Series background & context
The David Martini books sit early in Raymond Sawkins' career, before the Tweed novels became his best known work, and you can feel him testing the shape of the modern thriller. Martini is not an intelligence officer with government backing. He is a private investigator and, in his own way of putting it, a negotiator, the man people call when something needs handling quietly and showing up in person may be a bad idea.
That difference gives the series its angle.
Because Martini works for private clients, the cases feel personal even when the stakes grow political. In Wreath for America, he is asked to help a hunted man who holds the Corder Index, a list tied to an industrial espionage ring. In Night of the Hawk, a wealthy Swiss client pulls him into a plot that threatens Switzerland's neutrality and brushes up against American and British interests. By Bombshell, the trigger is the murder of a friend, a jet-engine expert killed in Switzerland, and the investigation widens into a series of bombings and a much larger conspiracy.
Martini moves through these stories like a professional outsider. He is smart, observant, and harder than he first appears, but Sawkins does not make him invincible. He can handle himself in a fight, yet the real draw is his judgment. He reads rooms well. He knows when a client is hiding something. He knows that money, politics, and fear usually travel together. That gives the books a nice tension, because Martini is always close enough to the powerful to see how they operate, but never fully protected by them.
He talks like a man who expects trouble and has already priced it in.
The settings help a lot. These are cool, continental thrillers full of Switzerland, border crossings, hotels, private meetings, and pressure that builds behind polite conversation. Sawkins was already drawn to travel, atmosphere, and the mechanics of danger, and you can see the later Forbes style forming here. The books are shorter and leaner than the big Tweed novels, but the instincts are already in place: bad news arrives in fragments, the wrong people know too much, and a case that starts as one thing turns out to be something wider and dirtier.

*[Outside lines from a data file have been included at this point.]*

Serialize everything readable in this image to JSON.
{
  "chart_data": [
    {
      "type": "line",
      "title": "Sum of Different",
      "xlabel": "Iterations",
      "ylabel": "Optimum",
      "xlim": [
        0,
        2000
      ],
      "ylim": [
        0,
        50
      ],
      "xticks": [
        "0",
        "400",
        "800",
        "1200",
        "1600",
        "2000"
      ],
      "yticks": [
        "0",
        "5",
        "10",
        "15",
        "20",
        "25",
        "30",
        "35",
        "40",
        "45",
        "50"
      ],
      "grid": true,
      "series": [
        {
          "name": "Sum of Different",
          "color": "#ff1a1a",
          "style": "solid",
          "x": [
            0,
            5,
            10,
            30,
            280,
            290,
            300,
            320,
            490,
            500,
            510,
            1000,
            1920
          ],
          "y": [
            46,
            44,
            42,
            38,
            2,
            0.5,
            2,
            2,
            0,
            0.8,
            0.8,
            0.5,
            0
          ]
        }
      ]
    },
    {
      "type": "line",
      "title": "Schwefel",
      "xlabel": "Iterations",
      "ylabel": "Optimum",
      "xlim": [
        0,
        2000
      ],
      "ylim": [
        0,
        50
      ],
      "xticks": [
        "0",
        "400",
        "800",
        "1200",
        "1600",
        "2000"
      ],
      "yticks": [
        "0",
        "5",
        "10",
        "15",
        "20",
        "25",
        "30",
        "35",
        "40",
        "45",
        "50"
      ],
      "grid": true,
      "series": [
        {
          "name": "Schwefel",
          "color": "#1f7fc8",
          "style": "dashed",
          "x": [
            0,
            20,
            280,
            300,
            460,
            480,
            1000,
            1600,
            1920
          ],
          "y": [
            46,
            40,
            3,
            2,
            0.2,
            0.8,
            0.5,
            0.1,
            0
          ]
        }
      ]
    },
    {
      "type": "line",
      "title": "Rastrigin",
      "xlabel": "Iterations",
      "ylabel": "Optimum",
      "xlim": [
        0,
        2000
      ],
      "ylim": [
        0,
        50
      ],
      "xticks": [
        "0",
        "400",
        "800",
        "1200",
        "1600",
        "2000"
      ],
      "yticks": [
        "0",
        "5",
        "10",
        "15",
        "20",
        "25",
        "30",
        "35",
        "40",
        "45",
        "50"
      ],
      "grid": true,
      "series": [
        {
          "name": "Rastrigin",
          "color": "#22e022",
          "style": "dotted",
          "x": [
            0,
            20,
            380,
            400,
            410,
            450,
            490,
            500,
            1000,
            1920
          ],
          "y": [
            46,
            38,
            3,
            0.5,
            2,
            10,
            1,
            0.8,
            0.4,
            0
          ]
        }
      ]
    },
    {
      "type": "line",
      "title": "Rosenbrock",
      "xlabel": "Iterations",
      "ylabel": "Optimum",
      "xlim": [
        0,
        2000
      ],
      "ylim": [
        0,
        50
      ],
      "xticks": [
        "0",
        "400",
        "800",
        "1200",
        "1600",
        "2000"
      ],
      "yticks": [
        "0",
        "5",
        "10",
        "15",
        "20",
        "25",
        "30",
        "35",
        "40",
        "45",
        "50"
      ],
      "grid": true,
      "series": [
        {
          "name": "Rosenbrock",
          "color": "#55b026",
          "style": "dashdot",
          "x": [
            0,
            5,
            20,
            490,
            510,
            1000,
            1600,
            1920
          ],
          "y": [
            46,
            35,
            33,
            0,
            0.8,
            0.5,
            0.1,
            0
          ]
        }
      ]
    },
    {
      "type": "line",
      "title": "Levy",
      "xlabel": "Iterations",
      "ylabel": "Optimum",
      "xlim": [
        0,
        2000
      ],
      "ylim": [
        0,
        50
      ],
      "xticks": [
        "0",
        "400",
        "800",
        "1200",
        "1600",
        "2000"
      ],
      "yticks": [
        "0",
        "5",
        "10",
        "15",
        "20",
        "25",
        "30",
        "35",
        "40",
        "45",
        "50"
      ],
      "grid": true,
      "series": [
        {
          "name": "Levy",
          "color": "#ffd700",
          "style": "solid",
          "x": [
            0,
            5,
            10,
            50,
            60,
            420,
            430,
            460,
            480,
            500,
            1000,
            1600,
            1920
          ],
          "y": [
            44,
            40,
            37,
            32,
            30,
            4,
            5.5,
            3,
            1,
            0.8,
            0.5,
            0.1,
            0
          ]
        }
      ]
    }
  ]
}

There are only three David Martini novels, which makes the series easy to read straight through. It also means Martini feels a little like a missing branch of Colin Forbes' career, a version of the author who might have stayed closer to the private-eye thriller if he had wanted to. Instead, these books became a bridge. They carry some of the caution and casework of the early Snow novels, then push toward the more international conspiracies of Tweed and Co.
If you want Forbes before he settled into his longest-running formula, David Martini is a very good place to look. The books are brisk, clever, and full of quiet suspicion.